Multiple attributes based physical layer authentication through propagation scenario identification in the internet of vehicles

Abstract

The Internet of Vehicles (IoV) systems improve road safety through coordination among vehicles, but they are vulnerable to impersonation attack due to their broadcast communication nature. Existing cryptographic authentication approaches are complex for resource-limited IoV devices, which motivated the development of less complex Physical Layer Authentication (PLA) approaches. However, the existing PLA approaches use all channel attributes for all communication scenarios and do not update reference attributes used to authenticate newly observed attributes during authentication, which leads to poor performance when the attributes become insensitive to communication scenarios. To address these limitations, we propose a multiple attributes-based PLA scheme that flexibly selects effective attributes according to current communication scenarios for improved authentication.
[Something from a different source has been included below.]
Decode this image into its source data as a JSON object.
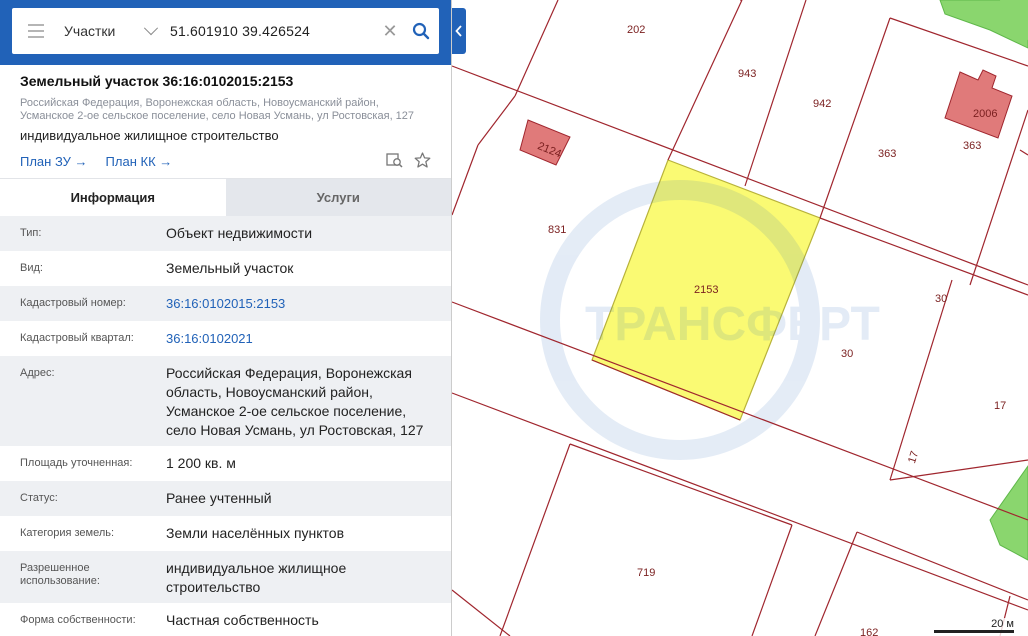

First, the historical channel attributes including the ricean K-Factor (KF), the Delay Spread (DS), and the Azimuth Spread of Arrival (ASA) together with the communication scenarios (i.e., Line-of-Sight (LoS) and Non-Line-of-Sight (NLoS)) information of transmitters are used to establish a relationship and train a Long Short-Term Memory (LSTM) neural network to identify current communication scenarios. The softmax function is then used to evaluate the scenario identification performance of each attribute and the attributes with maximum softmax values are dynamically selected for authentication. Second, to track and update the reference attributes, we use the historical attributes together with the past location and communication scenarios information of transmitters and train our model to predict future attributes for authentication. Finally, we use the Euclidean distance to measure the similarity between the selected and the predicted attributes to authenticate the transmitters. We validate the effectiveness of our approach and compare its performance with the existing methods through extensive simulations using realistic radio channel characteristics generated from the Quasi Deterministic Radio channel Generator (QuaDRiGa) platform. The results of the evaluation show that our system improves authentication performance and its false alarm and miss detection are respectively 19.19% and 52% lower than the existing approaches.